Since the only thing Obama supporters appear to hear are the words of their candidate Barrack Obama, here are his words on the incredibly important issue of last year's Iraq surge. How Obama followers will react to the clear contradictions in his words is predictable. But with nothing but words to justify their loyalty to him, it's not surprising that even Obama's words are ignored when they become inconvenient.
Obama on January 7th, 2007 defending his opposition to the surge:
"We can send 15 thousand more troops, 20 thousand more troops, 30 thousand more troops, I don't know any expert on the region or any military officer that I've spoken to privately who believes that is going to make a substantial difference in the situation on the ground."
Obama to MSNBC's Keith Olbermann on Jan. 10, 2007: "I am not persuaded that 20,000 additional troops in Iraq is going to solve the sectarian violence there. In fact, I think it will do the reverse. I think it takes pressure off the Iraqis to arrive at the sort of political accommodation that every observer believes is the ultimate solution to the problems we face there. So I am going to actively oppose the president's proposal."
Obama on March 19th, 2007 to Larry King that the surge won't work:
"But here's the thing Larry, even those who support the escalation have acknowledged that 20 thousand, 30 thousand, or 40 thousand more troops placed temporarily in places like Baghdad are (not) going to make a long term difference."
Obama on Meet the Press on November 11th, 2007 following the party spin that the surge is failing:
"…not only had we not seen improvements, but we are actually witnessing a worsening of the situation there."
Obama on January 5th, 2008 beginning to rewrite history:
"Now I said at the time, when I opposed the surge, that given how wonderfully our troops perform that we would see an improvement in the situation and we would see a reduction in the violence."
The following statement is a particularly troubling statement, given that Obama appears to admit that political posturing is more important than success in Iraq, or even the lives of thousands of people, both American and Iraqi.
Obama on Nightline on July 20th, 2008 asked, "if you had to do it over again, knowing what you know now, would you support the surge?" Obama's response:
"No, because, keep in mind… These kinds of hypotheticals are very difficult. Hindsight is 20/20. But I think that, what I’m absolutely convinced of, is that at that time we had to change the political debate because the view of the Bush administration at that time was one that I just disagreed with."

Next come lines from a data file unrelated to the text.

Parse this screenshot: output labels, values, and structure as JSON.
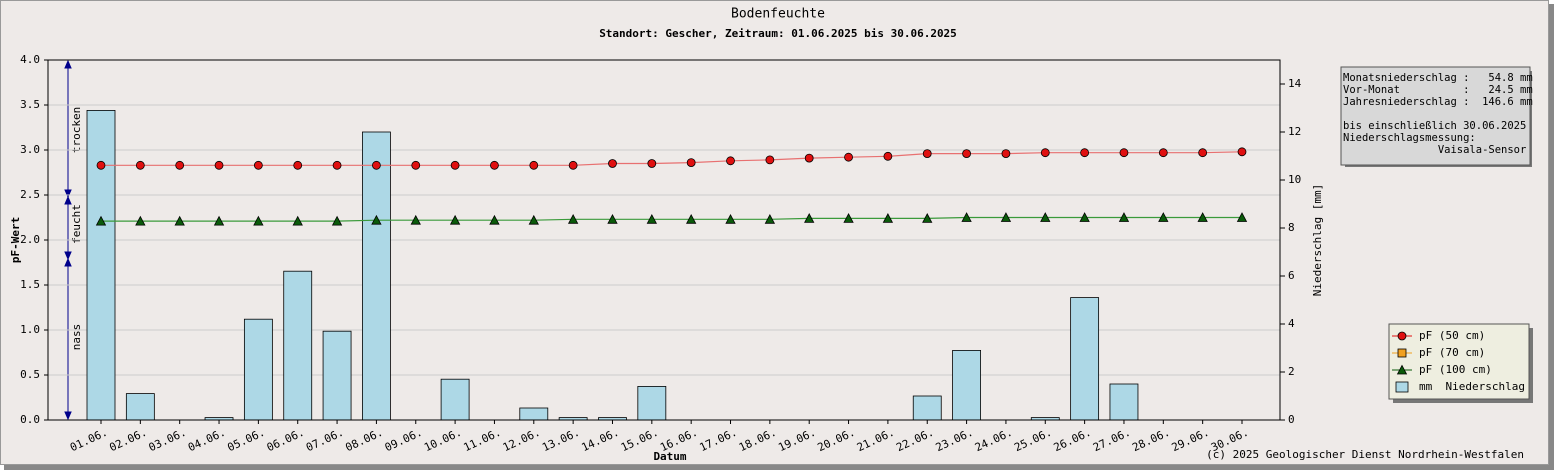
{
  "chart_data": {
    "type": "bar_line",
    "title": "Bodenfeuchte",
    "subtitle": "Standort: Gescher, Zeitraum: 01.06.2025 bis 30.06.2025",
    "xlabel": "Datum",
    "ylabel": "pF-Wert",
    "y2label": "Niederschlag [mm]",
    "categories": [
      "01.06.",
      "02.06.",
      "03.06.",
      "04.06.",
      "05.06.",
      "06.06.",
      "07.06.",
      "08.06.",
      "09.06.",
      "10.06.",
      "11.06.",
      "12.06.",
      "13.06.",
      "14.06.",
      "15.06.",
      "16.06.",
      "17.06.",
      "18.06.",
      "19.06.",
      "20.06.",
      "21.06.",
      "22.06.",
      "23.06.",
      "24.06.",
      "25.06.",
      "26.06.",
      "27.06.",
      "28.06.",
      "29.06.",
      "30.06."
    ],
    "series": [
      {
        "name": "pF (50 cm)",
        "type": "line",
        "marker": "circle",
        "color": "#e01010",
        "line_color": "#e87070",
        "values": [
          2.83,
          2.83,
          2.83,
          2.83,
          2.83,
          2.83,
          2.83,
          2.83,
          2.83,
          2.83,
          2.83,
          2.83,
          2.83,
          2.85,
          2.85,
          2.86,
          2.88,
          2.89,
          2.91,
          2.92,
          2.93,
          2.96,
          2.96,
          2.96,
          2.97,
          2.97,
          2.97,
          2.97,
          2.97,
          2.98
        ]
      },
      {
        "name": "pF (70 cm)",
        "type": "line",
        "marker": "square",
        "color": "#f0a020",
        "line_color": "#f0c070",
        "values": [
          null,
          null,
          null,
          null,
          null,
          null,
          null,
          null,
          null,
          null,
          null,
          null,
          null,
          null,
          null,
          null,
          null,
          null,
          null,
          null,
          null,
          null,
          null,
          null,
          null,
          null,
          null,
          null,
          null,
          null
        ]
      },
      {
        "name": "pF (100 cm)",
        "type": "line",
        "marker": "triangle",
        "color": "#0a5a0a",
        "line_color": "#3a9a3a",
        "values": [
          2.21,
          2.21,
          2.21,
          2.21,
          2.21,
          2.21,
          2.21,
          2.22,
          2.22,
          2.22,
          2.22,
          2.22,
          2.23,
          2.23,
          2.23,
          2.23,
          2.23,
          2.23,
          2.24,
          2.24,
          2.24,
          2.24,
          2.25,
          2.25,
          2.25,
          2.25,
          2.25,
          2.25,
          2.25,
          2.25
        ]
      },
      {
        "name": "mm  Niederschlag",
        "type": "bar",
        "axis": "y2",
        "color": "#add8e6",
        "values": [
          12.9,
          1.1,
          0,
          0.1,
          4.2,
          6.2,
          3.7,
          12.0,
          0,
          1.7,
          0,
          0.5,
          0.1,
          0.1,
          1.4,
          0,
          0,
          0,
          0,
          0,
          0,
          1.0,
          2.9,
          0,
          0.1,
          5.1,
          1.5,
          0,
          0,
          0
        ]
      }
    ],
    "ylim": [
      0,
      4
    ],
    "yticks": [
      {
        "value": 0,
        "label": "0.0"
      },
      0.5,
      {
        "value": 1,
        "label": "1.0"
      },
      1.5,
      {
        "value": 2,
        "label": "2.0"
      },
      2.5,
      {
        "value": 3,
        "label": "3.0"
      },
      3.5,
      {
        "value": 4,
        "label": "4.0"
      }
    ],
    "y2lim": [
      0,
      15
    ],
    "y2ticks": [
      0,
      2,
      4,
      6,
      8,
      10,
      12,
      14
    ],
    "grid": true,
    "legend": "lower right",
    "zones": [
      "trocken",
      "feucht",
      "nass"
    ],
    "info": [
      "Monatsniederschlag :   54.8 mm",
      "Vor-Monat          :   24.5 mm",
      "Jahresniederschlag :  146.6 mm",
      "",
      "bis einschließlich 30.06.2025",
      "Niederschlagsmessung:",
      "               Vaisala-Sensor"
    ],
    "footer": "(c) 2025 Geologischer Dienst Nordrhein-Westfalen"
  }
}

Obama to Brian Williams on July 24th 2008 stating that the surge was destined to have a positive impact:
"What I said at the time, even at the time of the debate in the surge was that when you put 30,000 American troops in of course its going to have an impact, there's no doubt about that."

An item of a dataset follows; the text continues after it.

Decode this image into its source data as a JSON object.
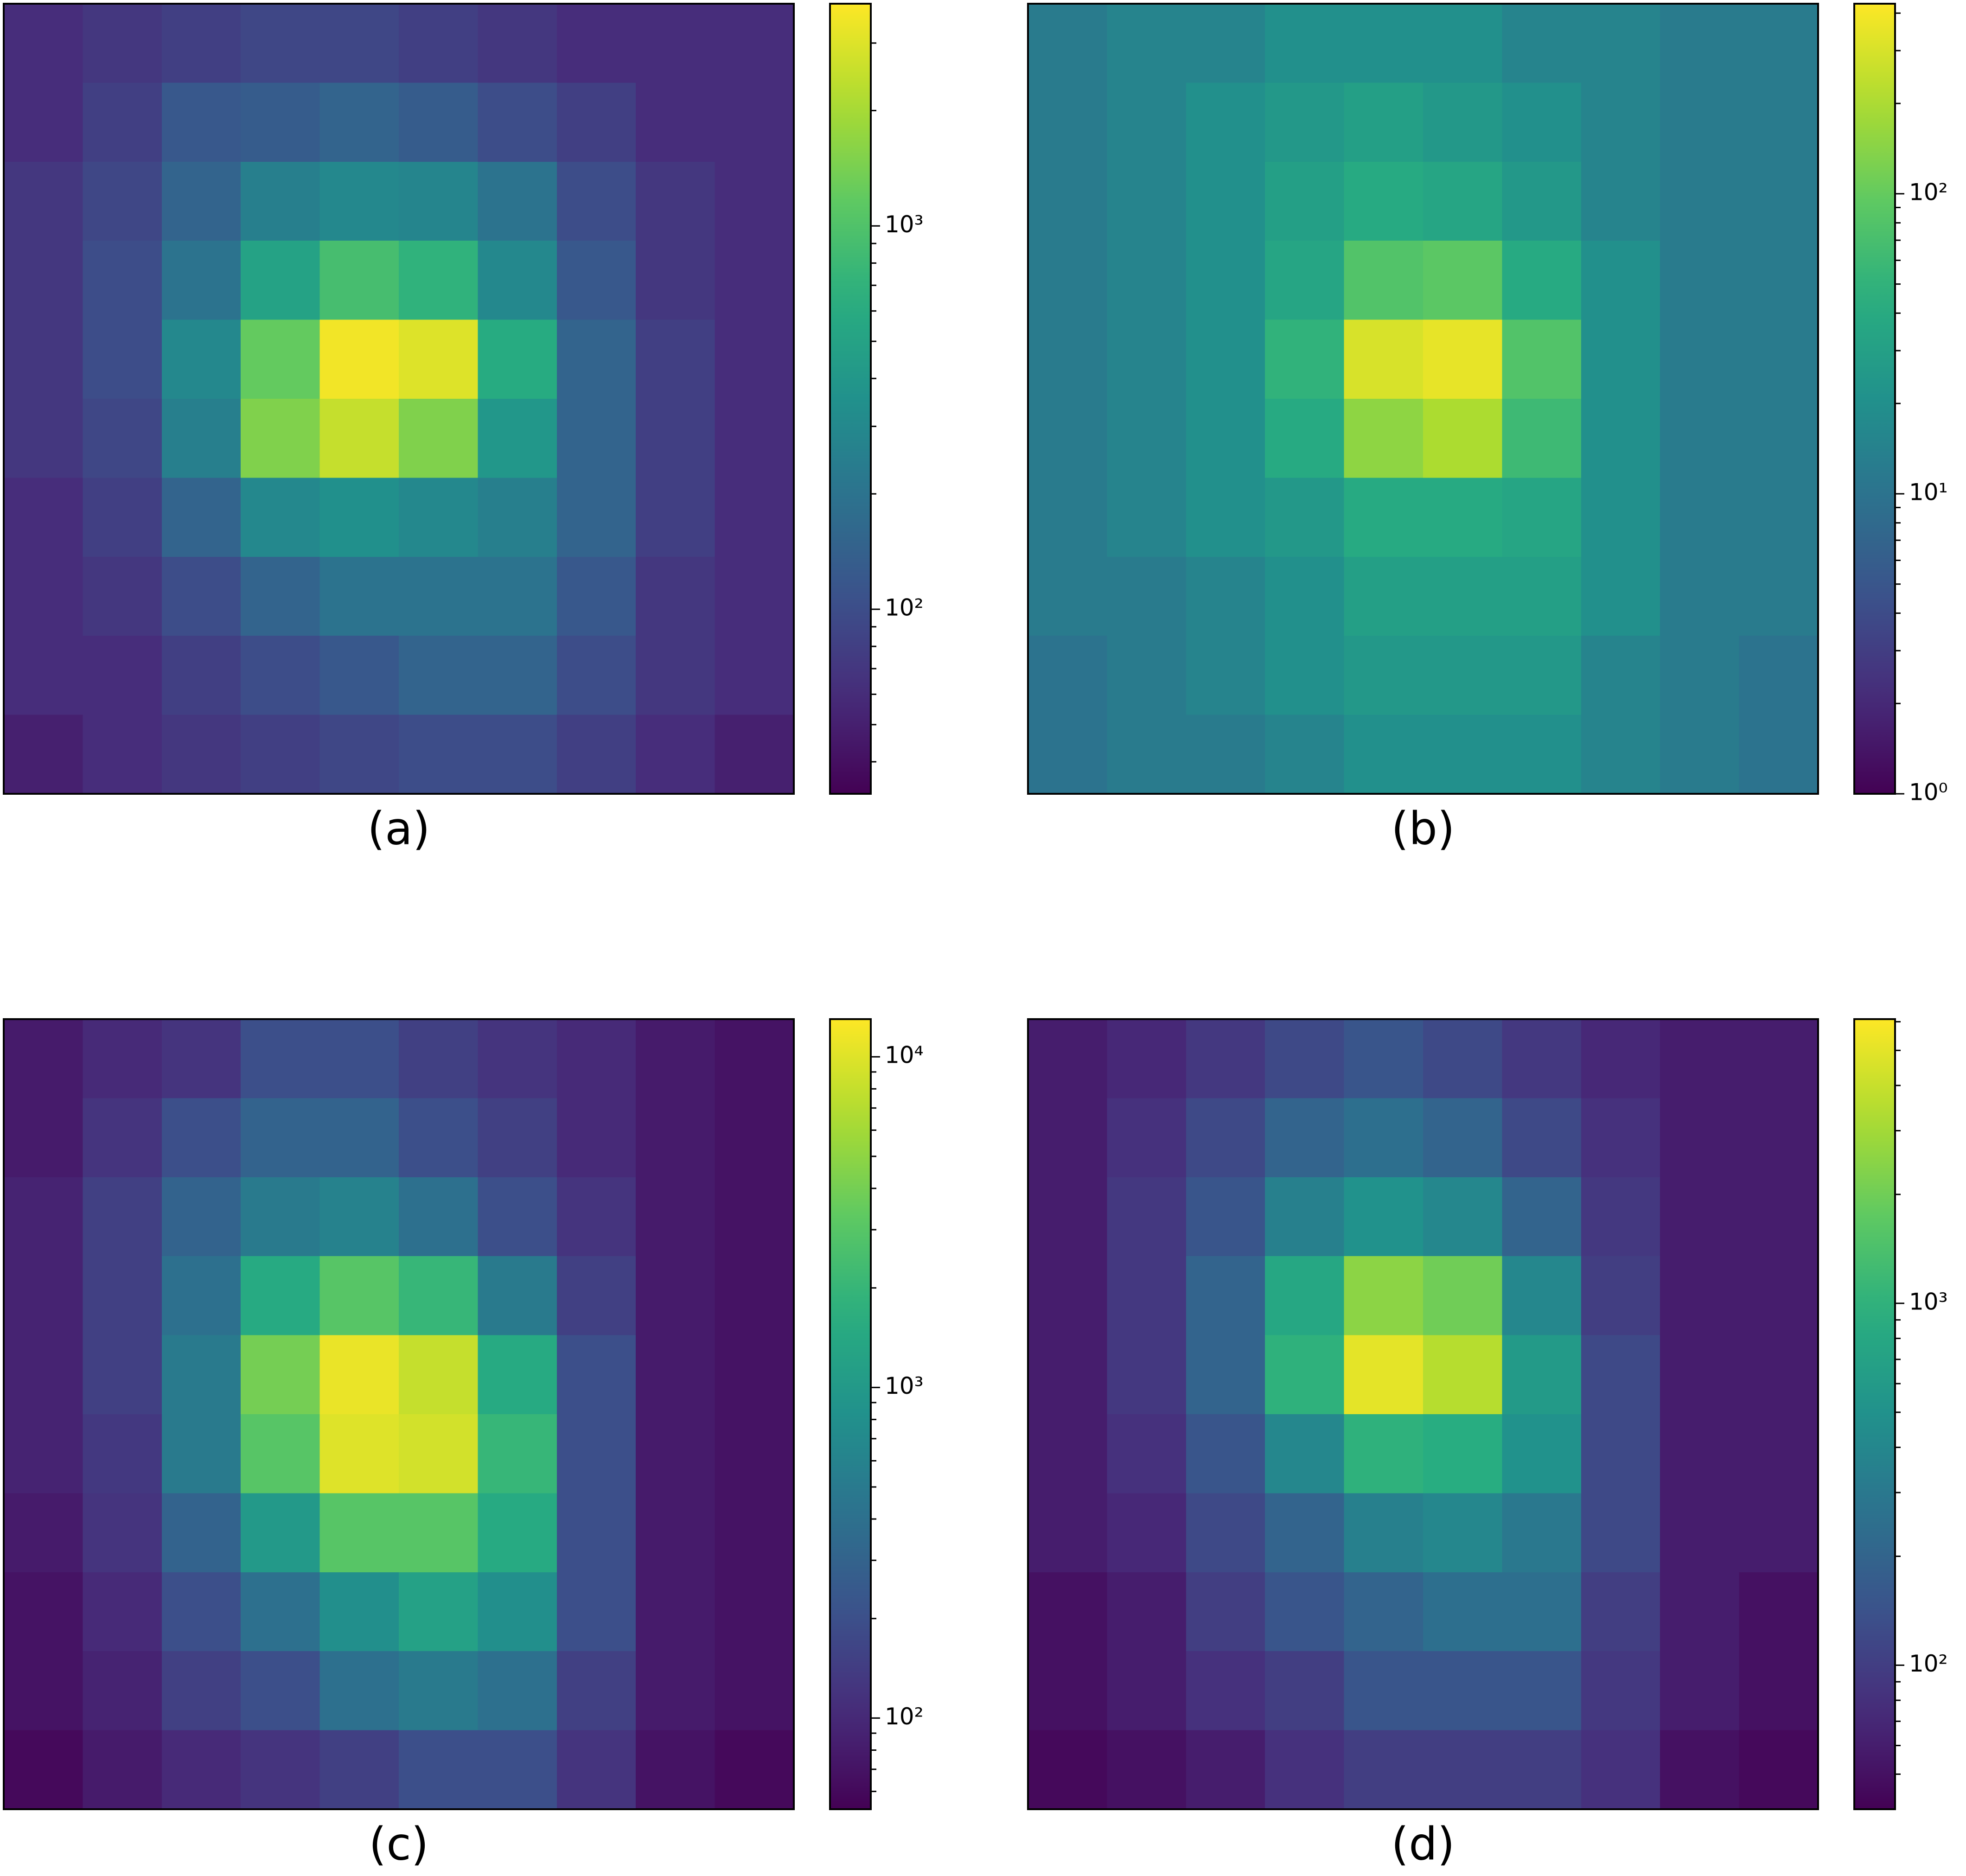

Obama after his recent visit to Iraq:
"You see the activity taking place, the people in the shops, the traffic on the streets, clearly there’s been an enormous improvement."
If Barrack Obama was president in 2007, and his response to the deaths and mayhem in Iraq was to pull American forces out, what would be the situation today in Iraq? How many tens of thousands of Iraqis would be dead today? How much higher would the price of gasoline be? Would he now be preparing to send troops back to Iraq under greater threats as he promised last year.
Change we can believe in? This evolution and attempt to rewrite his own position is exactly why record, experience, and honesty is so vitally important for a Commander in Chief. And it also demonstrates a clear example of his inexperience and arrogance related to a critical foreign policy issue with several nations and millions of people at risk. In this instance, he was clearly on the wrong side of an otherwise very successful outcome. An outcome that his party has worked to undermine since 2003.